En effet, les tarifs établis par le ministère, dans le cadre de la Tarification à l’activité, ont été avantageux pour la chirurgie, précisément la manne financière des cliniques, en plus des honoraires libres. Or, non seulement les hôpitaux ont perdu de la vitesse en matière de chirurgie par rapport aux cliniques, par manque de moyens (puisqu’ils n’ont pas suivi ces 20 dernières années), mais ils sont condamnés à augmenter leur activité pour maintenir le même niveau de recettes, malgré la baisse des tarifs en médecine et obstétrique. La tarification à l’activité est sensée harmoniser les modes de financement des secteurs public et privé. Mais, le privé n’assume pas les missions publiques : l’accès universel aux soins, en particulier aux urgences, la prévention, la recherche et la prise en charge lourde, ne conservant que les actes rentables. L’exemple de la gériatrie est révélateur : le privé n’ouvre que des maisons de retraite médicalisées (très chères d’ailleurs), mais ne prend pas en charge les unités de soins de longue durée. Il n’est pas inutile de rappeler que les cliniques n’ont joué aucun rôle dans la prise en charge des patients qui ont souffert de la canicule en 2003, laissant les urgences publiques engorgées. J’ajoute que si prochainement le gouvernement se vante d’avoir créé des places supplémentaires en EHPAD9, cela ne s’est réalisé que par la suppression de l’équivalent en unités de soins de longue durée, par un tour de passe-passe qui porte le jargon « Coupe Pathos10 ». L’harmonisation des budgets publics et privés étant de mise, l’hôpital doit adapter ses besoins aux recettes versées. Un Etat prévisionnel des Recettes et des Dépenses doit permettre de dégager une capacité d’autofinancement et alimenter le fonds de roulement. Pourquoi ? Parce que l’établissement doit financer lui-même son investissement : l’aménagement d’immeubles, l’achat d’un scanner, d’un accélérateur de particules11, par ses fonds propres et par l’emprunt. L’ARH12 n’accompagne financièrement les projets immobiliers (Hôpital 2012)- quand elle les accompagne bien sûr- principalement pour la prise en charge des frais financiers (intérêts) générés par les emprunts. Autrement dit, il n’y a quasiment plus de subvention d’équipement, indispensable au renouvellement des sites hospitaliers.

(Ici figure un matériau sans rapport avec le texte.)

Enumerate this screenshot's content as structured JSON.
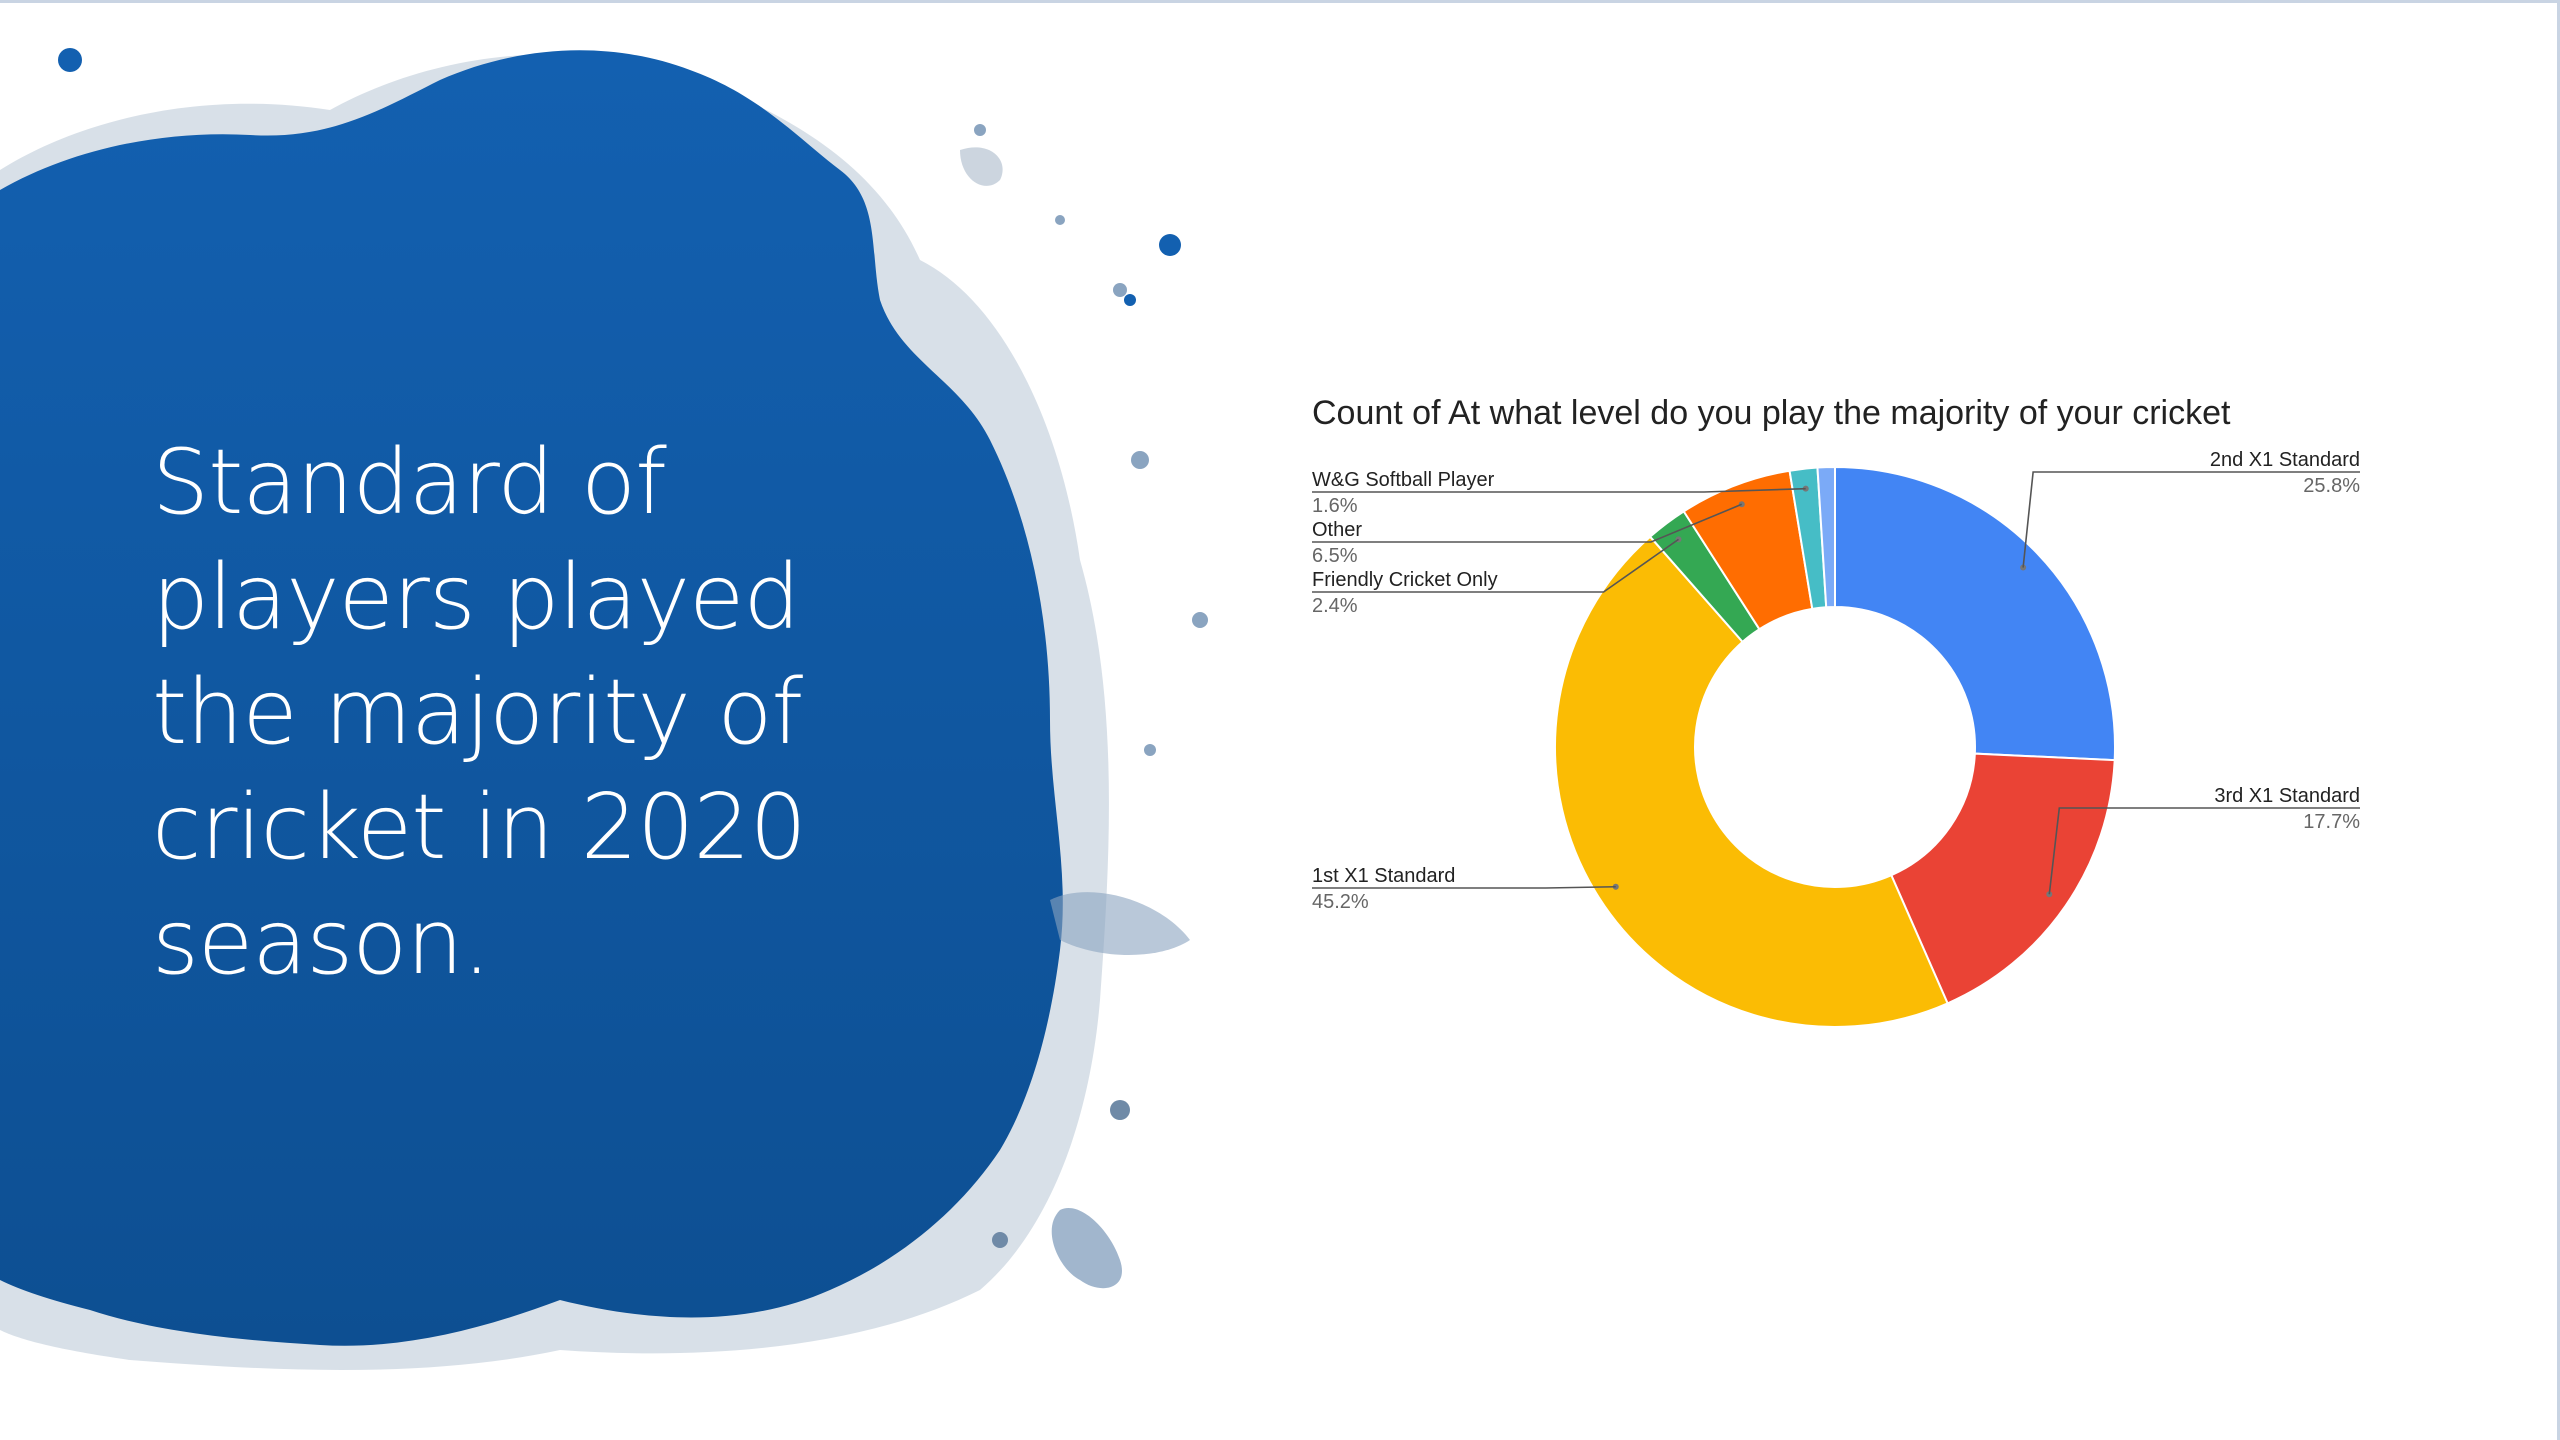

Conclusion : en fait d’harmonisation, on constate au contraire une dégradation de l’hôpital public au profit des cliniques privées. Les hôpitaux déjà en déficit il y a 10 ans ne le combleront pas, sauf au prix de fermetures de services et de licenciements. Ils doivent s’inscrire dans une stratégie de survie, dans le cadre du CPOM (Contrat Pluriannuel d’Objectifs et de Moyens 2008-2012), les conduisant à la restructuration de services et la coopération avec le privé. Le projet de loi Bachelot « Hôpital, patients, santé et territoires » présenté le 22 octobre 2008 doit en accélérer la marche.

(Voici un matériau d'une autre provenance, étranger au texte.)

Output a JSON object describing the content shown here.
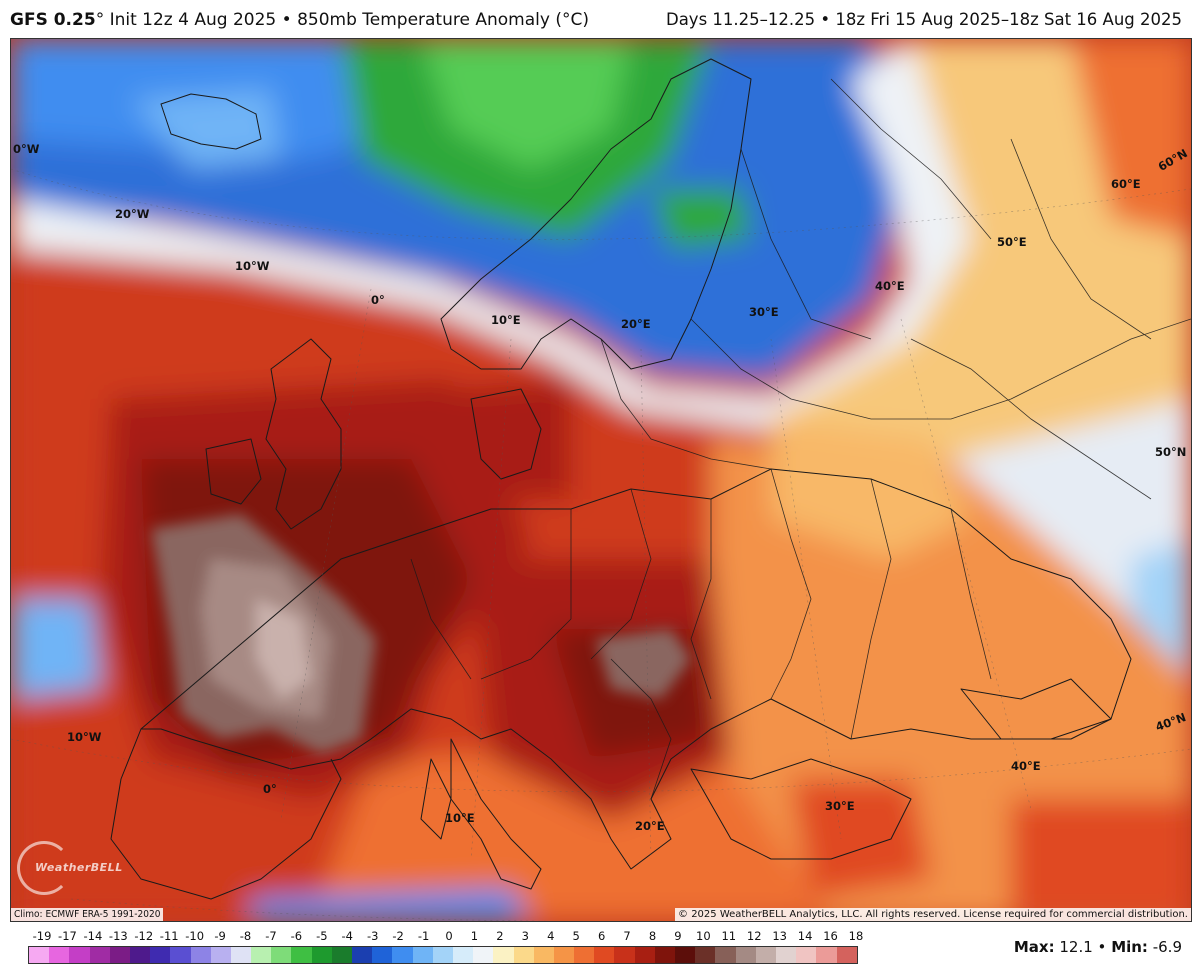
{
  "header": {
    "model": "GFS 0.25",
    "degree": "°",
    "init": "Init 12z 4 Aug 2025",
    "sep": "•",
    "field": "850mb Temperature Anomaly (°C)",
    "valid": "Days 11.25–12.25 • 18z Fri 15 Aug 2025–18z Sat 16 Aug 2025"
  },
  "map": {
    "region": "Europe",
    "graticule_labels": [
      {
        "text": "0°W"
      },
      {
        "text": "20°W"
      },
      {
        "text": "10°W"
      },
      {
        "text": "0°"
      },
      {
        "text": "10°E"
      },
      {
        "text": "20°E"
      },
      {
        "text": "30°E"
      },
      {
        "text": "40°E"
      },
      {
        "text": "50°E"
      },
      {
        "text": "60°E"
      },
      {
        "text": "60°N"
      },
      {
        "text": "50°N"
      },
      {
        "text": "40°N"
      },
      {
        "text": "10°W"
      },
      {
        "text": "0°"
      },
      {
        "text": "10°E"
      },
      {
        "text": "20°E"
      },
      {
        "text": "30°E"
      },
      {
        "text": "40°E"
      }
    ],
    "climo_note": "Climo: ECMWF ERA-5 1991-2020",
    "copyright": "© 2025 WeatherBELL Analytics, LLC. All rights reserved. License required for commercial distribution.",
    "logo_text": "WeatherBELL"
  },
  "legend": {
    "labels": [
      "-19",
      "-17",
      "-14",
      "-13",
      "-12",
      "-11",
      "-10",
      "-9",
      "-8",
      "-7",
      "-6",
      "-5",
      "-4",
      "-3",
      "-2",
      "-1",
      "0",
      "1",
      "2",
      "3",
      "4",
      "5",
      "6",
      "7",
      "8",
      "9",
      "10",
      "11",
      "12",
      "13",
      "14",
      "16",
      "18"
    ],
    "colors": [
      "#f6a9f2",
      "#e766e0",
      "#c43ec6",
      "#a02ca4",
      "#7b1c86",
      "#4e1a8c",
      "#3f2bb0",
      "#5a4fd2",
      "#8d83e6",
      "#b8b0f0",
      "#dfe2f5",
      "#b8f0b0",
      "#7edc79",
      "#3fbf43",
      "#1e9a2e",
      "#1a7c2c",
      "#1b3fb0",
      "#1f63d8",
      "#3f8df0",
      "#6fb4f6",
      "#a3d3f8",
      "#d6ecfa",
      "#f0f4f8",
      "#fbf2c4",
      "#fbd98a",
      "#f9b862",
      "#f59446",
      "#ee6f33",
      "#e04a22",
      "#c8311a",
      "#a81f12",
      "#7f140c",
      "#5c0e0a",
      "#6b3028",
      "#876058",
      "#a48a84",
      "#c3aea9",
      "#e1d2d0",
      "#f0c4c2",
      "#eb9b98",
      "#d4625d"
    ]
  },
  "stats": {
    "max_label": "Max:",
    "max_value": "12.1",
    "sep": "•",
    "min_label": "Min:",
    "min_value": "-6.9"
  }
}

* 1 Le déficit des établissements de santé de l’Ile-de-France, hors Assistance publique, s’élevait à 152 millions d’euros en 2007.
* 2 Cf. loi du 19 janvier 1983 et décret du 11 août 1983.

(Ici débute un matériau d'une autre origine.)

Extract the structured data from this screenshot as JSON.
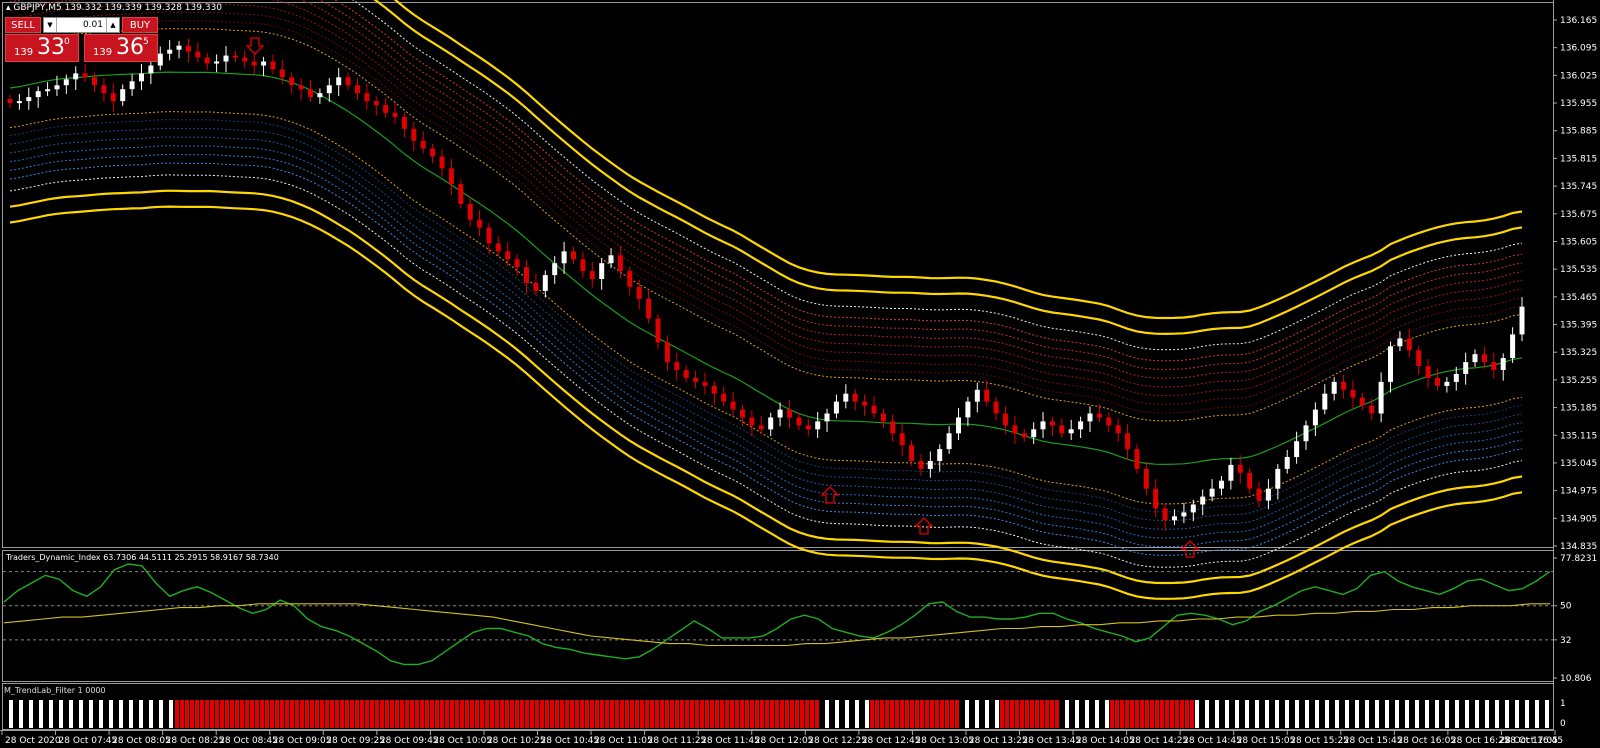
{
  "symbol_info": "GBPJPY,M5  139.332 139.339 139.328 139.330",
  "trade_panel": {
    "sell_label": "SELL",
    "buy_label": "BUY",
    "lot": "0.01",
    "sell_small": "139",
    "sell_big": "33",
    "sell_sup": "0",
    "buy_small": "139",
    "buy_big": "36",
    "buy_sup": "5"
  },
  "indicator_label": "Traders_Dynamic_Index 63.7306 44.5111 25.2915 58.9167 58.7340",
  "filter_label": "M_TrendLab_Filter 1 0000",
  "price_axis": [
    "136.165",
    "136.095",
    "136.025",
    "135.955",
    "135.885",
    "135.815",
    "135.745",
    "135.675",
    "135.605",
    "135.535",
    "135.465",
    "135.395",
    "135.325",
    "135.255",
    "135.185",
    "135.115",
    "135.045",
    "134.975",
    "134.905",
    "134.835"
  ],
  "indicator_axis": [
    "77.8231",
    "50",
    "32",
    "10.806"
  ],
  "filter_axis": [
    "1",
    "0"
  ],
  "time_axis": [
    "28 Oct 2020",
    "28 Oct 07:45",
    "28 Oct 08:05",
    "28 Oct 08:25",
    "28 Oct 08:45",
    "28 Oct 09:05",
    "28 Oct 09:25",
    "28 Oct 09:45",
    "28 Oct 10:05",
    "28 Oct 10:25",
    "28 Oct 10:45",
    "28 Oct 11:05",
    "28 Oct 11:25",
    "28 Oct 11:45",
    "28 Oct 12:05",
    "28 Oct 12:25",
    "28 Oct 12:45",
    "28 Oct 13:05",
    "28 Oct 13:25",
    "28 Oct 13:45",
    "28 Oct 14:05",
    "28 Oct 14:25",
    "28 Oct 14:45",
    "28 Oct 15:05",
    "28 Oct 15:25",
    "28 Oct 15:45",
    "28 Oct 16:05",
    "28 Oct 16:25",
    "28 Oct 16:45",
    "28 Oct 17:05"
  ],
  "colors": {
    "background": "#000000",
    "bull": "#ffffff",
    "bear": "#e00000",
    "band_outer": "#ffd700",
    "mid_line": "#1a9e1a",
    "rsi_line": "#1fae1f",
    "signal_line": "#d4c020",
    "grid": "#cfcfcf"
  },
  "chart_data": [
    {
      "type": "candlestick",
      "symbol": "GBPJPY",
      "timeframe": "M5",
      "ylim": [
        134.835,
        136.165
      ],
      "close": [
        135.955,
        135.96,
        135.97,
        135.985,
        135.99,
        136.0,
        136.015,
        136.03,
        136.02,
        136.0,
        135.98,
        135.96,
        135.99,
        136.01,
        136.03,
        136.05,
        136.08,
        136.09,
        136.1,
        136.085,
        136.07,
        136.055,
        136.06,
        136.075,
        136.07,
        136.06,
        136.05,
        136.06,
        136.04,
        136.02,
        136.0,
        135.99,
        135.97,
        135.98,
        136.0,
        136.02,
        136.0,
        135.98,
        135.96,
        135.95,
        135.93,
        135.92,
        135.89,
        135.86,
        135.84,
        135.82,
        135.79,
        135.75,
        135.7,
        135.66,
        135.64,
        135.6,
        135.58,
        135.56,
        135.54,
        135.5,
        135.48,
        135.52,
        135.55,
        135.58,
        135.56,
        135.53,
        135.51,
        135.55,
        135.57,
        135.53,
        135.49,
        135.46,
        135.41,
        135.35,
        135.3,
        135.28,
        135.26,
        135.25,
        135.24,
        135.22,
        135.2,
        135.18,
        135.16,
        135.14,
        135.13,
        135.16,
        135.18,
        135.16,
        135.14,
        135.13,
        135.15,
        135.17,
        135.2,
        135.22,
        135.2,
        135.19,
        135.17,
        135.15,
        135.12,
        135.09,
        135.05,
        135.03,
        135.05,
        135.08,
        135.12,
        135.16,
        135.2,
        135.23,
        135.2,
        135.17,
        135.14,
        135.12,
        135.11,
        135.13,
        135.15,
        135.14,
        135.12,
        135.13,
        135.15,
        135.17,
        135.16,
        135.14,
        135.12,
        135.08,
        135.03,
        134.98,
        134.93,
        134.9,
        134.91,
        134.92,
        134.94,
        134.96,
        134.98,
        135.0,
        135.04,
        135.02,
        134.98,
        134.95,
        134.98,
        135.03,
        135.06,
        135.1,
        135.14,
        135.18,
        135.22,
        135.25,
        135.23,
        135.21,
        135.19,
        135.17,
        135.25,
        135.34,
        135.36,
        135.33,
        135.29,
        135.26,
        135.24,
        135.25,
        135.27,
        135.3,
        135.32,
        135.3,
        135.28,
        135.31,
        135.37,
        135.44
      ]
    },
    {
      "type": "line",
      "name": "Traders_Dynamic_Index",
      "ylim": [
        10.806,
        77.8231
      ],
      "levels": [
        68,
        50,
        32
      ],
      "series": [
        {
          "values": [
            52,
            58,
            62,
            66,
            64,
            58,
            55,
            60,
            69,
            72,
            71,
            62,
            55,
            58,
            60,
            57,
            53,
            49,
            46,
            48,
            53,
            50,
            43,
            39,
            37,
            34,
            30,
            26,
            21,
            19,
            19,
            21,
            26,
            31,
            36,
            38,
            38,
            36,
            34,
            30,
            28,
            27,
            25,
            24,
            23,
            22,
            23,
            27,
            32,
            37,
            42,
            38,
            33,
            33,
            33,
            34,
            38,
            43,
            45,
            43,
            38,
            36,
            34,
            33,
            36,
            40,
            45,
            51,
            52,
            47,
            44,
            44,
            43,
            43,
            44,
            46,
            46,
            43,
            41,
            38,
            36,
            34,
            31,
            33,
            39,
            45,
            46,
            45,
            43,
            40,
            42,
            47,
            50,
            54,
            58,
            60,
            58,
            56,
            59,
            66,
            68,
            63,
            60,
            58,
            56,
            59,
            63,
            64,
            61,
            58,
            59,
            63,
            68
          ]
        },
        {
          "values": [
            41,
            42,
            43,
            44,
            44,
            45,
            46,
            47,
            48,
            49,
            49,
            50,
            50,
            51,
            51,
            51,
            51,
            51,
            51,
            50,
            49,
            48,
            47,
            46,
            45,
            44,
            42,
            40,
            38,
            36,
            34,
            33,
            32,
            31,
            30,
            30,
            29,
            29,
            29,
            29,
            29,
            30,
            30,
            31,
            32,
            33,
            33,
            34,
            35,
            36,
            37,
            38,
            38,
            39,
            39,
            40,
            40,
            41,
            41,
            42,
            42,
            43,
            43,
            44,
            44,
            45,
            45,
            46,
            46,
            47,
            47,
            48,
            48,
            49,
            49,
            50,
            50,
            50,
            51,
            51
          ]
        }
      ]
    }
  ]
}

* 3 Cf. loi du 18 décembre 2003 de Financement de la Sécurité Sociale pour 2004, notamment en son article 33
* 4 Examen et prise en charge Alzheimer.
* 5 Maladies chroniques, diabète, VIH…
* 6 Elles regroupent tous les professionnels de l’hôpital dans l’accompagnement du malade.
* 7 SAMU : Service d’Aide Médicale Urgente.
* 8 SMUR : Services Médicalisés d’Urgence et de Réanimation.
* 9 EHPAD : Etablissement Hébergeant des Personnes Agées Dépendantes.
* 10 L’article 46 de la loi du 19 décembre 2005 prévoyait en effet une réforme des unités de soins de longue durée, officiellement destinée à permettre aux personnes âgées de bénéficier d’une prise en charge adaptée à leur besoin, soit dans le secteur sanitaire (USLD), soit dans le secteur médico-social (EHPAD). En réalité, la prise en charge est moins chère en EHPAD, car l’accueil de patients en USLD requière un suivi médical, des actes médicaux répétés, une permanence infirmière continue et un accès à un plateau technique minimum.
* 11 Il est utilisé pour la radiothérapie.
* 12 ARH : Agence Régionale de l’Hospitalisation.